Free speech can make America’s parties such a bummer

Chris Slattery

I will be the first person to point out that not every single one of my columns has a grand point behind it. I mean, my last one was about welcoming people back from Spring Break.

Sometimes it can be difficult to come up with a really good platform twice a week, knowing that tens of fellow students will read it. Yet somehow, Glenn Beck manages to make good points every single day. The man is like a machine—a machine sent from the future to scribble nonsense on chalkboards like some academic Terminator.

But hear me when I say that I do have a point today. It may not be controversial or ground-breaking, but it will hopefully provide a unique perspective on the Westboro Baptist Church, an organization that pushes the limits of First Amendment rights. And I will attempt to do this using the least amount of expletives that I can, despite how full of [excrement] I think the church is.

Since the birth of the First Amendment — especially the bit about free speech—people have exploited it to the point where people begin to ask the question: “Eh, do we really need free speech after all?”

True, if organizations and individuals only used the First Amendment as a means for expressing words so fundamentally evil that Satan would blush, then I could see the argument. However, our fundamental freedoms are also the reason that I—and so many others like (better than) me—can have a job.

Of course, when the Westboro Baptist Church uses their protests to publicize their anti-gay agenda, it raises questions as to where the line should be drawn. Sure, Americans deserve some freedom of speech, but not when it gets this out of hand, right?

Alas, the First Amendment deserves an “all or nothing” treatment.

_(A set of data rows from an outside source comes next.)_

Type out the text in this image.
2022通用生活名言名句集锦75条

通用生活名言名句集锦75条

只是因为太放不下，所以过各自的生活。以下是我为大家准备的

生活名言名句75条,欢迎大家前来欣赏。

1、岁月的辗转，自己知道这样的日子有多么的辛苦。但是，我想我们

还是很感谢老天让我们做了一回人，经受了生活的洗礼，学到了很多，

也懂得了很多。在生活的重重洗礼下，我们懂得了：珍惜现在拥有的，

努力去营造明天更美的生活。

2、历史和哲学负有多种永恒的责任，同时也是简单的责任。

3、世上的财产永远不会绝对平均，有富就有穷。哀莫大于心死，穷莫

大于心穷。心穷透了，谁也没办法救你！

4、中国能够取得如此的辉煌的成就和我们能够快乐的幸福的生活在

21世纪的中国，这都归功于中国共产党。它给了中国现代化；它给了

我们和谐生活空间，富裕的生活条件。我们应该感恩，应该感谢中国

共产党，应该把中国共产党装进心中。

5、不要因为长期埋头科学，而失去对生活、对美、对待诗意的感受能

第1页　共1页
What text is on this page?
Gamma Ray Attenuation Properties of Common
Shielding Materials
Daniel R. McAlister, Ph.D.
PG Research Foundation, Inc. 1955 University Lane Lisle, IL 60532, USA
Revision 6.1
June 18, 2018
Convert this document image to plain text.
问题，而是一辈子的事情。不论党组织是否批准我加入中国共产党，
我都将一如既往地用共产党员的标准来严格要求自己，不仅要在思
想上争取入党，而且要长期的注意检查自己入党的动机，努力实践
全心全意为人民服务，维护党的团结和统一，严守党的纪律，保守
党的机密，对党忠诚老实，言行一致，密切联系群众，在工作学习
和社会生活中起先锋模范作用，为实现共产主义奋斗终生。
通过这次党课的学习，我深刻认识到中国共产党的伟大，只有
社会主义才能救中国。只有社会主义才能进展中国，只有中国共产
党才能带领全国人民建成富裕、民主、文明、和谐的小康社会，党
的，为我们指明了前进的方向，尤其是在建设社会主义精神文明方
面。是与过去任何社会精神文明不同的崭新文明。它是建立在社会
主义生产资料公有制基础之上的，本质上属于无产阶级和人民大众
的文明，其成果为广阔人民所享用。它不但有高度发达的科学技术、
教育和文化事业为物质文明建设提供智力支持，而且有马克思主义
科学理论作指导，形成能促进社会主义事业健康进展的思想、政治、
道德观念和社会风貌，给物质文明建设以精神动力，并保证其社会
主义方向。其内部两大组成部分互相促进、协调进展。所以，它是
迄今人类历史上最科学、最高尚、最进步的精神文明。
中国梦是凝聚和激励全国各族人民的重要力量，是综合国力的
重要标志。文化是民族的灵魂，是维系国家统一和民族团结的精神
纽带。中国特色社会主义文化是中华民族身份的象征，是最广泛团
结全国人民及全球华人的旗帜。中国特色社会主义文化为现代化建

Once a line gets drawn, there will be countless legal battles over moving it this way and that, which is not a distraction that our country needs right now.

I prefer to think of the U.S.A. like a giant party (thanks, Miley Cyrus) with the invitation saying that anyone is invited to attend. The Westboro Baptist Church is like that really annoying person whose only role at the party is to [female dog] about the music choice until everyone says, “Well, if you don’t like it, why the [fork] are you here?” Then they call your girlfriend a slut until she cries, and you can’t help but to be [miffed]. Unfortunately, you don’t have the authority to kick them out because it is technically not your party.

Finally, after complaining about the host’s selection of beer, they leave, declaring, “Don’t worry, we’ll be back to ruin your merrymaking next weekend! What happened in Japan is God’s punishment for your lousy party!”

What can we do? They know where we live, and we’re sure as [heck] not going to give these [butts] the satisfaction of not having a party.

The best option may end up being a passive one: simply understand the fact that the fight is 7 billion people against 70. With this comical ratio, I think we can all sleep a bit better.